When he had been well enough to move, it was already time to depart for Macragge, and he had not had the time to thank her for her simple kindness. He wondered what had become of her and how she had fared in the aftermath of the alien invasion. Wherever she was, Uriel wished her well.

He finished his prayers, standing and kissing the blade of his sword before sheathing it in one economical motion. He bowed to the statue of the Emperor and made the sign of the aquila across his chest, glancing down at Pasanius as he continued to pray.

He frowned as he noticed some odd marks protruding from the gorget of Pasanius's armour. Standing above him, Uriel could see that the marks began at the nape of Pasanius's neck before disappearing out of sight beneath his armour. The crusting of scar tissue told Uriel that they were wounds, recent wounds, instantly clotted by the Larraman cells within their bloodstream.

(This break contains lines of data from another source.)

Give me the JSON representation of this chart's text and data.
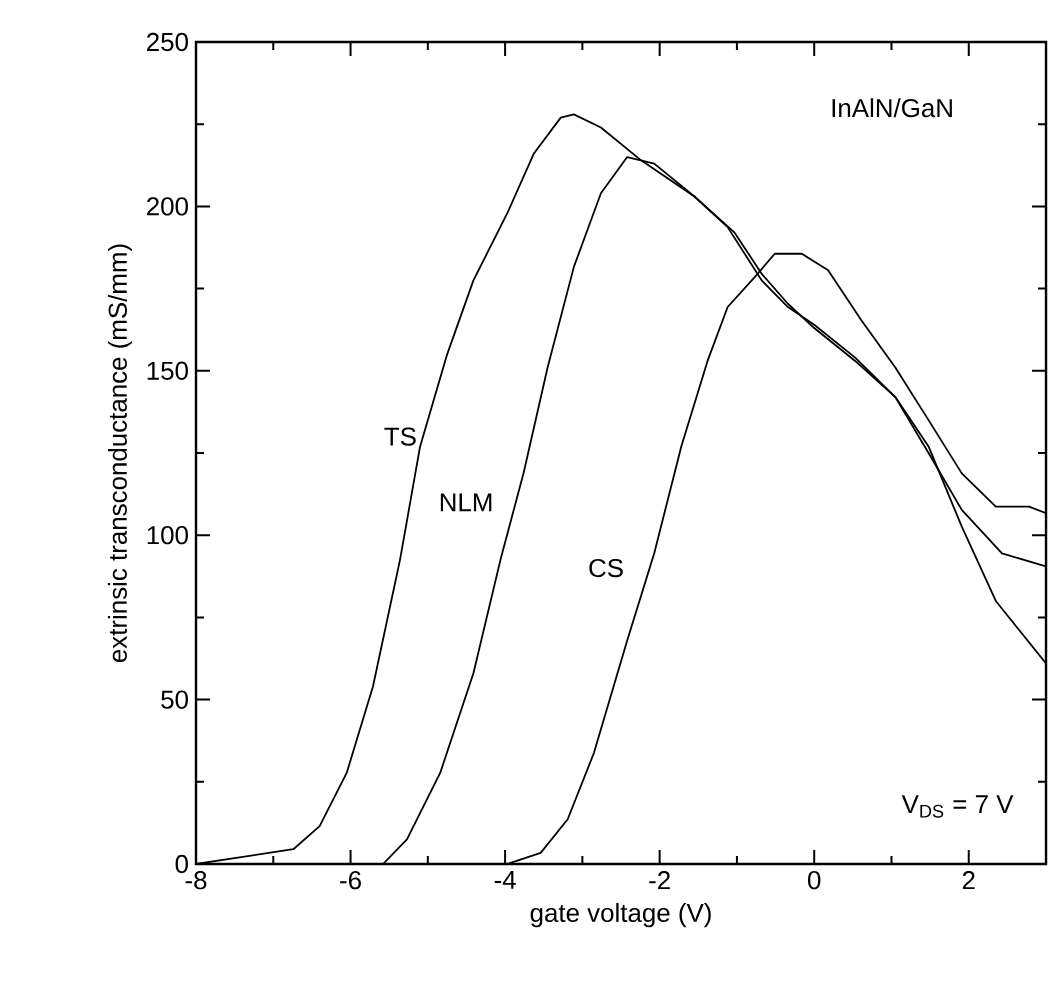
{
  "chart_data": {
    "type": "line",
    "xlabel": "gate voltage (V)",
    "ylabel": "extrinsic transconductance (mS/mm)",
    "xlim": [
      -8,
      3
    ],
    "ylim": [
      0,
      250
    ],
    "xticks": [
      -8,
      -6,
      -4,
      -2,
      0,
      2
    ],
    "yticks": [
      0,
      50,
      100,
      150,
      200,
      250
    ],
    "grid": false,
    "legend": false,
    "marker": "none",
    "line_style": "solid",
    "annotations": [
      "InAlN/GaN",
      "V$_{DS}$ = 7 V"
    ],
    "series": [
      {
        "name": "TS",
        "color": "#000000",
        "x": [
          -8,
          -6.74,
          -6.4,
          -6.05,
          -5.71,
          -5.36,
          -5.1,
          -4.75,
          -4.41,
          -3.97,
          -3.63,
          -3.28,
          -3.11,
          -2.76,
          -2.24,
          -1.55,
          -1.03,
          -0.68,
          -0.34,
          0,
          0.53,
          1.05,
          1.48,
          1.91,
          2.35,
          3
        ],
        "values": [
          0,
          4.5,
          11.5,
          27.7,
          54,
          92.5,
          127,
          155,
          177.5,
          198,
          216,
          227,
          228,
          224,
          214,
          203,
          192,
          179.5,
          170.4,
          163,
          153,
          142,
          127,
          102.6,
          80,
          61
        ]
      },
      {
        "name": "NLM",
        "color": "#000000",
        "x": [
          -5.58,
          -5.27,
          -4.84,
          -4.41,
          -4.06,
          -3.76,
          -3.45,
          -3.11,
          -2.76,
          -2.42,
          -2.07,
          -1.55,
          -1.12,
          -0.68,
          -0.34,
          0,
          0.53,
          1.05,
          1.48,
          1.91,
          2.43,
          3
        ],
        "values": [
          0,
          7.5,
          27.7,
          58,
          92.5,
          119,
          151,
          181.6,
          204,
          215,
          213,
          203,
          193.7,
          177.5,
          169.4,
          164,
          154,
          142,
          125,
          107.7,
          94.5,
          90.5
        ]
      },
      {
        "name": "CS",
        "color": "#000000",
        "x": [
          -3.97,
          -3.54,
          -3.19,
          -2.85,
          -2.42,
          -2.07,
          -1.72,
          -1.38,
          -1.12,
          -0.77,
          -0.51,
          -0.16,
          0.18,
          0.61,
          1.05,
          1.48,
          1.91,
          2.35,
          2.78,
          3
        ],
        "values": [
          0,
          3.4,
          13.6,
          33.8,
          68,
          94.5,
          127,
          153,
          169.4,
          178.5,
          185.6,
          185.6,
          180.6,
          165.4,
          151,
          135,
          118.8,
          108.7,
          108.7,
          106.7
        ]
      }
    ]
  }
}
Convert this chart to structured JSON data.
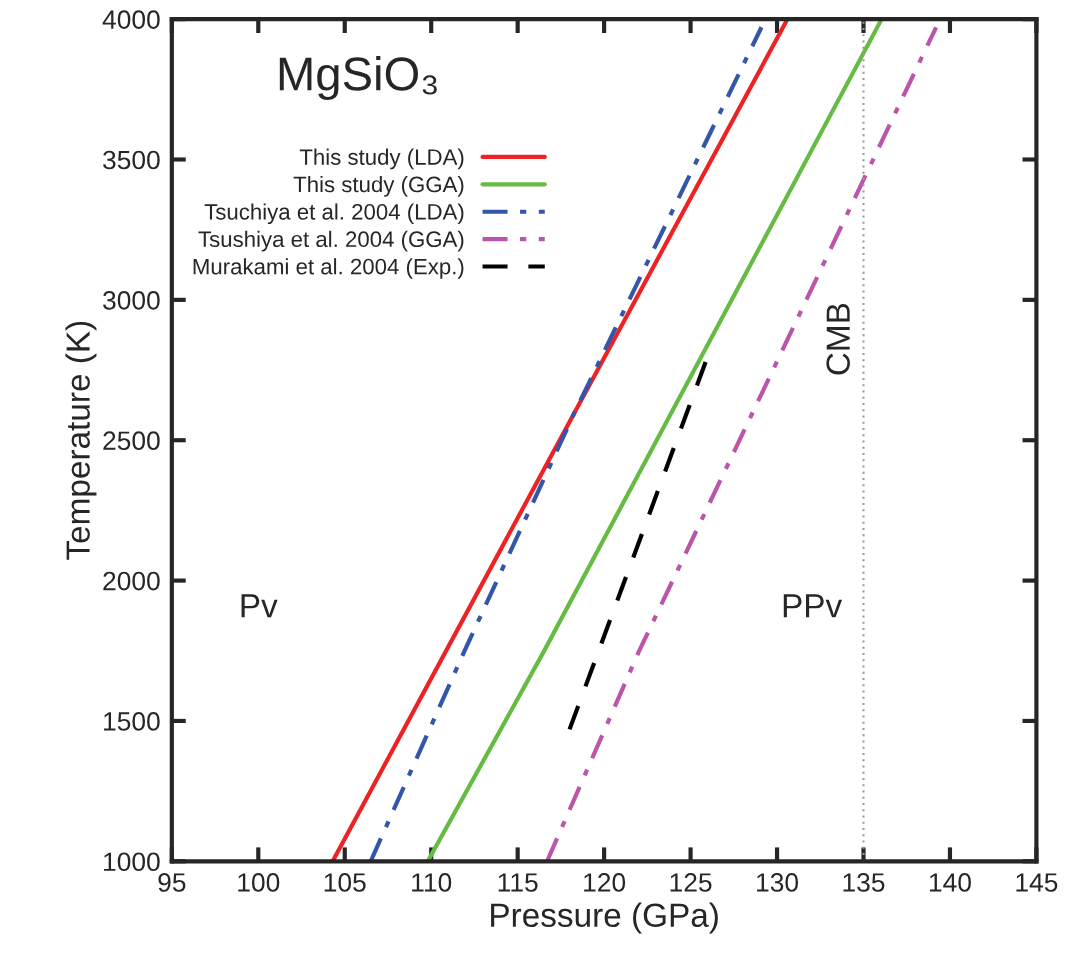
{
  "chart_data": {
    "type": "line",
    "title": "MgSiO₃",
    "xlabel": "Pressure (GPa)",
    "ylabel": "Temperature (K)",
    "series": [
      {
        "name": "This study (LDA)",
        "color": "#ee2222",
        "line_style": "solid",
        "x": [
          104.3,
          118.3,
          130.2,
          130.6
        ],
        "values": [
          1000,
          2600,
          3954,
          4000
        ]
      },
      {
        "name": "This study (GGA)",
        "color": "#66bb44",
        "line_style": "solid",
        "x": [
          109.8,
          116.5,
          136.05
        ],
        "values": [
          1000,
          1746,
          4000
        ]
      },
      {
        "name": "Tsuchiya et al. 2004 (LDA)",
        "color": "#3355aa",
        "line_style": "dashdot",
        "x": [
          106.5,
          111.9,
          118.3,
          129.1
        ],
        "values": [
          1000,
          1746,
          2600,
          3971
        ]
      },
      {
        "name": "Tsushiya et al. 2004 (GGA)",
        "color": "#bb55aa",
        "line_style": "dashdot",
        "x": [
          116.7,
          122.0,
          139.2
        ],
        "values": [
          1000,
          1746,
          3971
        ]
      },
      {
        "name": "Murakami et al. 2004 (Exp.)",
        "color": "#000000",
        "line_style": "dashed",
        "x": [
          118.0,
          126.0
        ],
        "values": [
          1470,
          2800
        ]
      }
    ],
    "xlim": [
      95,
      145
    ],
    "xticks": [
      95,
      100,
      105,
      110,
      115,
      120,
      125,
      130,
      135,
      140,
      145
    ],
    "ylim": [
      1000,
      4000
    ],
    "yticks": [
      1000,
      1500,
      2000,
      2500,
      3000,
      3500,
      4000
    ],
    "ref_lines": [
      {
        "axis": "x",
        "value": 135,
        "label": "CMB",
        "color": "#999999",
        "line_style": "dotted"
      }
    ],
    "annotations": [
      "Pv",
      "PPv"
    ],
    "legend": "top left",
    "grid": false,
    "marker": "none"
  }
}
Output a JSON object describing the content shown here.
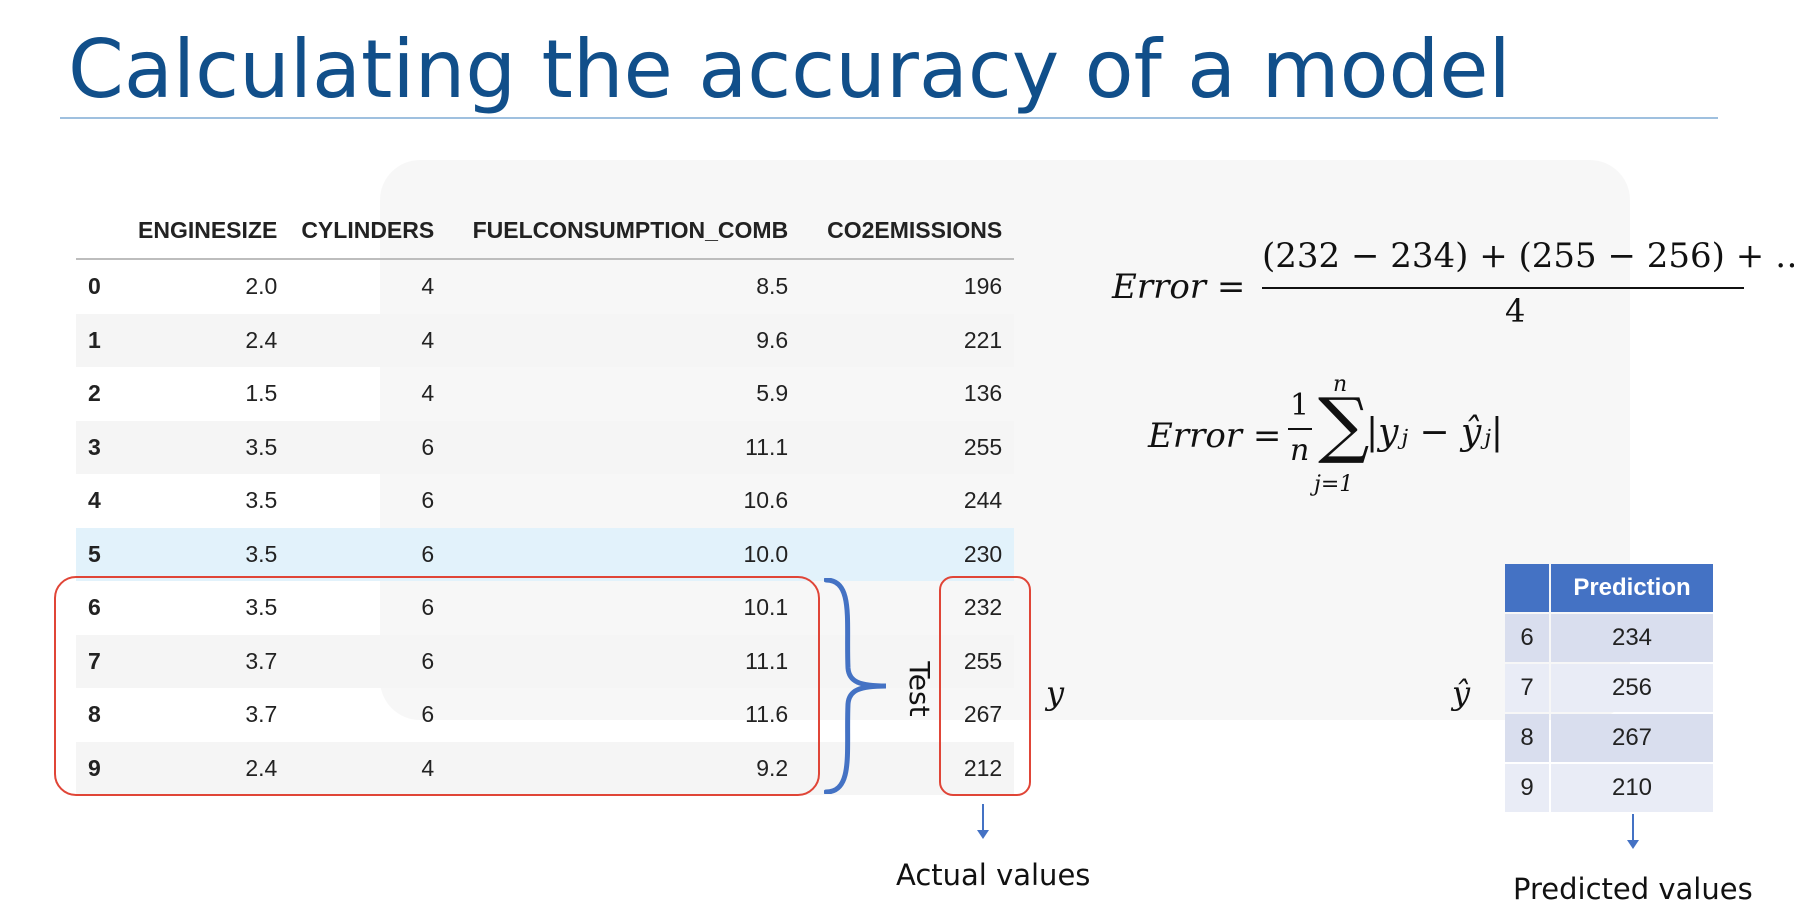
{
  "title": "Calculating the accuracy of a model",
  "table": {
    "columns": [
      "",
      "ENGINESIZE",
      "CYLINDERS",
      "FUELCONSUMPTION_COMB",
      "CO2EMISSIONS"
    ],
    "rows": [
      [
        "0",
        "2.0",
        "4",
        "8.5",
        "196"
      ],
      [
        "1",
        "2.4",
        "4",
        "9.6",
        "221"
      ],
      [
        "2",
        "1.5",
        "4",
        "5.9",
        "136"
      ],
      [
        "3",
        "3.5",
        "6",
        "11.1",
        "255"
      ],
      [
        "4",
        "3.5",
        "6",
        "10.6",
        "244"
      ],
      [
        "5",
        "3.5",
        "6",
        "10.0",
        "230"
      ],
      [
        "6",
        "3.5",
        "6",
        "10.1",
        "232"
      ],
      [
        "7",
        "3.7",
        "6",
        "11.1",
        "255"
      ],
      [
        "8",
        "3.7",
        "6",
        "11.6",
        "267"
      ],
      [
        "9",
        "2.4",
        "4",
        "9.2",
        "212"
      ]
    ]
  },
  "labels": {
    "test": "Test",
    "y": "y",
    "y_hat": "ŷ",
    "actual": "Actual values",
    "predicted": "Predicted values"
  },
  "formula1": {
    "lhs": "Error =",
    "numerator": "(232 − 234) + (255 − 256) +  …",
    "denominator": "4"
  },
  "formula2": {
    "lhs": "Error =",
    "one": "1",
    "n": "n",
    "sum_upper": "n",
    "sum_lower": "j=1",
    "sigma": "∑",
    "abs_term": "|yⱼ − ŷⱼ|"
  },
  "prediction_table": {
    "header": "Prediction",
    "rows": [
      [
        "6",
        "234"
      ],
      [
        "7",
        "256"
      ],
      [
        "8",
        "267"
      ],
      [
        "9",
        "210"
      ]
    ]
  },
  "colors": {
    "title": "#114f8a",
    "accent_blue": "#4472c4",
    "red_box": "#e04537",
    "highlight_row": "#e2f2fb"
  }
}
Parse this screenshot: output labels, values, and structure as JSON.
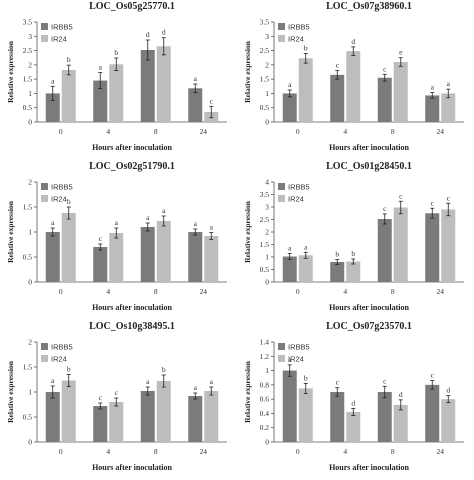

But how had he come by such marks?

Before Uriel could ask, he felt a presence behind him and turned to see one of the priests, a youngish man with haunted eyes, staring at him in rapt fascination.

'Preacher,' said Uriel, respectfully.

'No, not yet!' yelped the priest, twisting his prayer beads round and around his wrists in ever tighter loops. 'No, no preacher am I. A poor cenobite, only, my angel of death.'

Uriel could see the man's palms were slick with blood and wondered what manner of order he belonged to. There were thousands of recognised sects within the Imperium and this man could belong to any one of them. He scanned the man's robes for some clue, but his deep blue chasuble and scapular were unadorned save for their silver fastenings.

'Can I help you with something?' pressed Uriel as Pasanius rose to his feet and stood by his side.

The man shook his head. 'No,' he cackled with a lopsided grin. 'Already dead am I. The Omphalos Daemonium comes! I feel it pushing out from the inside of my skull. He will take me and everyone else for his infernal engine. Deadmorsels for his furnace, flesh for his table and blood for his chalice.'

Uriel shared a sidelong glance at Pasanius and rolled his eyes, realising that the cenobite was utterly insane, a common complaint amongst the more zealous of the Emperor's followers. Such unfortunates were deemed to exist on a level closer to the divine Emperor and allowed to roam free that their ravings might be grant some clue to the will of the Immortal Master of Mankind.

'I thank you for your words, preacher,' said Uriel, 'but we have completed our devotions and must take our leave.'

'No,' said the cenobite emphatically.

'No? What are you talking about?' asked Uriel, beginning to lose patience with the lunatic priest. Like most of the Adeptus Astartes, the Ultramarines had a strained relationship with the priests of the Ministorum: the Space Marines' belief that the Emperor was the mightiest mortal to bestride the galaxy, but a mortal nonetheless, diametrically opposed to the teachings of their Ecclesiarch.